As an innovator (just another term for lazy bugger), I am always looking for more efficient and simpler ways of getting things done. Now, I am not just talking about taking shortcuts here and there in terms of physical activities, but more of the fact that I am always looking for the best applications online that let me simplify my computing tasks so I can get to the bottom of my workload in the least possible steps.
Here’s a pretty great example of what I am trying to say. At times, I get loads of photographs that need to be resized before I am able to upload it for online publication. Whether it’s for HardwareZone Malaysia, or simply for personal use, there has to be a better way than opening each file individually and resizing them one by one, which will take an insane amount of time. Asking around, a colleague recommended I try Multiple Image Resizer, a simple program designed to let you resize, add borders and even rotate your photos in batches. Which brings me to the first point I am trying to make, if there is a need for it, chances are somewhere out there, the application is already waiting for you, if you know where to look, of course.

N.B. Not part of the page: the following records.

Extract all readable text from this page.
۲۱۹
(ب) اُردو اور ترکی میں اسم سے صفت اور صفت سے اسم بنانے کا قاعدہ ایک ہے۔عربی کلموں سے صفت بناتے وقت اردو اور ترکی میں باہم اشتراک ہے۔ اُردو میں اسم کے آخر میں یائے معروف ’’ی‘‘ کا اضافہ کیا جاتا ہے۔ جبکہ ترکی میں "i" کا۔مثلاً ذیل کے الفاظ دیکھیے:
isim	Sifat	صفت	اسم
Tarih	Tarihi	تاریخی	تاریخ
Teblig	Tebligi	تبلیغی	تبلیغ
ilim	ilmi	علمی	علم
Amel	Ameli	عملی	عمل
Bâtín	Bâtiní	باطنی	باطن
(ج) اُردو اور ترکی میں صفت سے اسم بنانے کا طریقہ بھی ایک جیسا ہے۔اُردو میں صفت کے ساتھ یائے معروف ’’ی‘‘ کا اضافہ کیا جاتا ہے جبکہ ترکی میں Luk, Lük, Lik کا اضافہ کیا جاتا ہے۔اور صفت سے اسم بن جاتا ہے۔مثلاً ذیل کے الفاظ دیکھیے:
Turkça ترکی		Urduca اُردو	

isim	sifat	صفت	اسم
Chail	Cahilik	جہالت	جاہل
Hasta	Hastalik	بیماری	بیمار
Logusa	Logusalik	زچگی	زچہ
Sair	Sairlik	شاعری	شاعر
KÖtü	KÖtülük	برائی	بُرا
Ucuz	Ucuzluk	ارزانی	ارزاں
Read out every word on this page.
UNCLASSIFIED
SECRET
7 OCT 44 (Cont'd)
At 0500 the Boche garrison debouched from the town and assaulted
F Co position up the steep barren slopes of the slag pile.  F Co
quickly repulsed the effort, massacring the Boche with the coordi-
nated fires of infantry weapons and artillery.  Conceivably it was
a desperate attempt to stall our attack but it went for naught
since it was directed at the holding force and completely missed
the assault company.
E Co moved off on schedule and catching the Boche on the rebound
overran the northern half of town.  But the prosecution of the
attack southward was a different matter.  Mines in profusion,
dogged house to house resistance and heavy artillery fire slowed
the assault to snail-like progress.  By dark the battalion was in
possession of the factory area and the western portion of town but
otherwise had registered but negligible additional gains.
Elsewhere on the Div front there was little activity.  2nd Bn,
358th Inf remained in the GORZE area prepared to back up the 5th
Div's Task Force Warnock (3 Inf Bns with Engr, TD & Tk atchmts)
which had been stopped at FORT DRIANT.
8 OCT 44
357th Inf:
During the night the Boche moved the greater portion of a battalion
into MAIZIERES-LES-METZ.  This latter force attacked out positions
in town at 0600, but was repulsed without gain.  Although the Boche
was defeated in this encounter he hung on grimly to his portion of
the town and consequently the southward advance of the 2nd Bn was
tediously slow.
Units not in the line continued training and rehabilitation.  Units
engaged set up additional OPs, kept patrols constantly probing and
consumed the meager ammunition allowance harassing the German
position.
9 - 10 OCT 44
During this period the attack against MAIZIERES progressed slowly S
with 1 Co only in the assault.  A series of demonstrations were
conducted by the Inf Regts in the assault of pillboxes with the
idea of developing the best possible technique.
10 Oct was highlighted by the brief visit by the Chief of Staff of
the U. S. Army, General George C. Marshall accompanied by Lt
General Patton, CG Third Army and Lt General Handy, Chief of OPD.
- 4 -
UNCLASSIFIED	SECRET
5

So what do you do after finding that neat solution? As we live in Malaysia, where piracy is pretty rampant, I would go out on a limb and say that heck, it’s pretty convenient to just run on over to the nearest (shady) IT retail outlet and buy the software for a couple of bucks and still have enough change to have lunch (or dinner) while you’re at it. However, in light of not ‘hurting’ the industry, I urge you to do what I do and consider an alternative: Open-source software.
Open-source software (OSS) is computer software that is available in source code form for which the source code and certain other rights normally reserved for copyright holders are provided under a software license that permits users to study, change, improve and at times also to distribute the software. It is precisely this open-relationship that almost always lets you get the software for free.
Sure, it might not be as fancy as Photoshop, which has almost hundreds of people working on its development and sure, the UI may not be as polished as expensive software, but the important point to take away from this is that it gets the job done and that is all that matters. Take VideoLAN Connector, for example. While aesthetically it may not look stunning, but it plays more file types than I can count on one hand and even offers pretty in-depth tweaking options to boot.
So head on down to source code repositories like SourceForge and give open-source software a try. You might even be surprised with the amount of stuff out there that you are not aware of. I know I definitely was. And maybe in the long run, you might find something so interesting, so useful, that you will even want to donate some dough to the developers just to see the software live on!